In effetti, si tratta di una forzatura, anche se sono numerosi i punti di contatto tra la costruzione ideologica (estremamente affascinante) di Dugin e il pragmatismo dell'autocrate del Cremlino. Un esempio arriva da Michel Eltchaninoff, 53 anni, francese di origine russa, docente alla Sorbona, ora caporedattore di Philosophie Magazine, che nel suo libro "Nella testa di Putin" (edizioni e/o) pur destrutturando pezzo dopo pezzo la tesi dell'influenza di Dugin sul presidente russo, offre al contempo un ritratto esemplare della complessità della società russa e di conseguenza degli uomini al potere e sulla evoluzione del sistema russo e della sua collocazione sullo scacchiere mondiale.


Una complessità politica, economica e soprattutto ideologica, oscurata per decenni dall'informazione di un Occidente proteso a denunciare (e a cullarsi) con estrema soddisfazione limiti e deficit della società russa seguiti al crollo del regime sovietico, per poi annacquare sempre o nel gossip o nella svalutazione la formazione dei nuovi gruppi dirigenti (oligarchi inclusi) del Cremlino. Un disegno che si poneva di raggiungere il doppio fine di ridimensionare da un lato il presente (Eltsin, poi Putin), dall'altro di eternizzare la Russia nel girone delle potenze di serie B, retrocessa dal rango di superpotenza assunto in quasi mezzo secolo di Guerra fredda.

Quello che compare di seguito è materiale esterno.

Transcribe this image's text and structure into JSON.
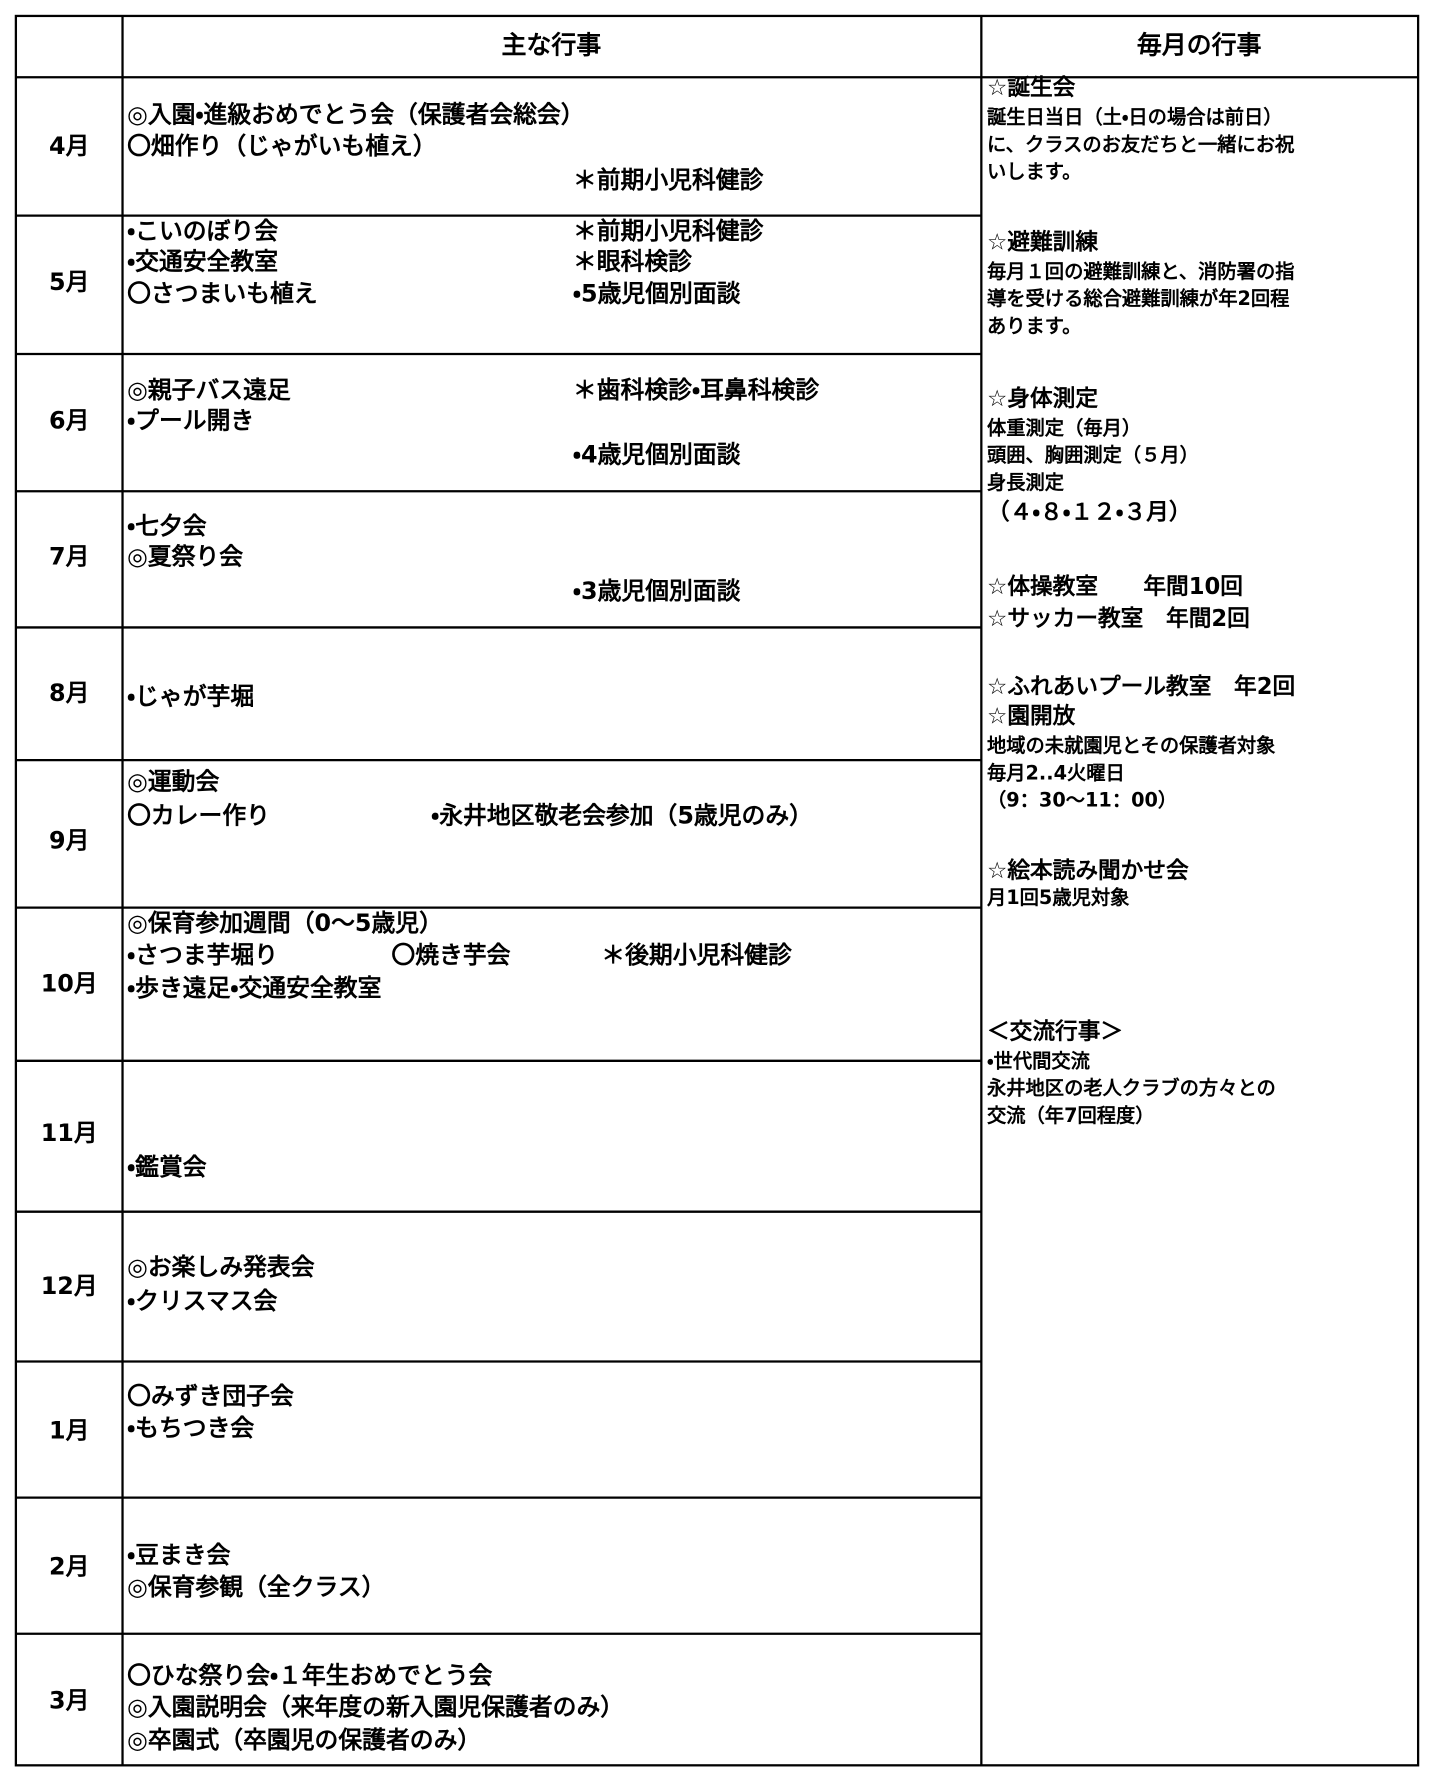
{
  "table": {
    "header": [
      "主な行事",
      "毎月の行事"
    ],
    "rows": [
      {
        "month": "4月",
        "items": [
          "◎入園・進級おめでとう会（保護者会総会）",
          "〇畑作り（じゃがいも植え）",
          "＊前期小児科健診"
        ]
      },
      {
        "month": "5月",
        "items": [
          "・こいのぼり会",
          "・交通安全教室",
          "〇さつまいも植え",
          "＊前期小児科健診",
          "＊眼科検診",
          "・5歳児個別面談"
        ]
      },
      {
        "month": "6月",
        "items": [
          "◎親子バス遠足",
          "＊歯科検診・耳鼻科検診",
          "・プール開き",
          "・4歳児個別面談"
        ]
      },
      {
        "month": "7月",
        "items": [
          "・七夕会",
          "◎夏祭り会",
          "・3歳児個別面談"
        ]
      },
      {
        "month": "8月",
        "items": [
          "・じゃが芋堀"
        ]
      },
      {
        "month": "9月",
        "items": [
          "◎運動会",
          "〇カレー作り",
          "・永井地区敬老会参加（5歳児のみ）"
        ]
      },
      {
        "month": "10月",
        "items": [
          "◎保育参加週間（0～5歳児）",
          "・さつま芋堀り",
          "〇焼き芋会",
          "＊後期小児科健診",
          "・歩き遠足・交通安全教室"
        ]
      },
      {
        "month": "11月",
        "items": [
          "・鑑賞会"
        ]
      },
      {
        "month": "12月",
        "items": [
          "◎お楽しみ発表会",
          "・クリスマス会"
        ]
      },
      {
        "month": "1月",
        "items": [
          "〇みずき団子会",
          "・もちつき会"
        ]
      },
      {
        "month": "2月",
        "items": [
          "・豆まき会",
          "◎保育参観（全クラス）"
        ]
      },
      {
        "month": "3月",
        "items": [
          "〇ひな祭り会・１年生おめでとう会",
          "◎入園説明会（来年度の新入園児保護者のみ）",
          "◎卒園式（卒園児の保護者のみ）"
        ]
      }
    ],
    "monthly": [
      "☆誕生会",
      "誕生日当日（土・日の場合は前日）",
      "に、クラスのお友だちと一緒にお祝",
      "いします。",
      "☆避難訓練",
      "毎月１回の避難訓練と、消防署の指",
      "導を受ける総合避難訓練が年2回程",
      "あります。",
      "☆身体測定",
      "体重測定（毎月）",
      "頭囲、胸囲測定（５月）",
      "身長測定",
      "（４・８・１２・３月）",
      "☆体操教室　　年間10回",
      "☆サッカー教室　年間2回",
      "☆ふれあいプール教室　年2回",
      "☆園開放",
      "地域の未就園児とその保護者対象",
      "毎月2..4火曜日",
      "（9：30～11：00）",
      "☆絵本読み聞かせ会",
      "月1回5歳児対象",
      "＜交流行事＞",
      "・世代間交流",
      "永井地区の老人クラブの方々との",
      "交流（年7回程度）"
    ]
  }
}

Un errore di valutazione e di prospettiva grave, con effetti deleteri sotto gli occhi di chiunque, a cominciare dagli accordi internazionali ed economici sulle forniture di gas che oggi strozzano l'Europa e che conferiscono una valenza dichiaratamente ideologica, attraverso il potere nella gestione e distribuzione delle fonti di energia, alla strategia geopolitica del Cremlino.


In tutto questo, i vari Dugin russi sono complementari, una sorta di supporto teorico, alla visione putiniana del mondo che nella sostanza è un'ideologia in essere, agita e operativa, da almeno un decennio.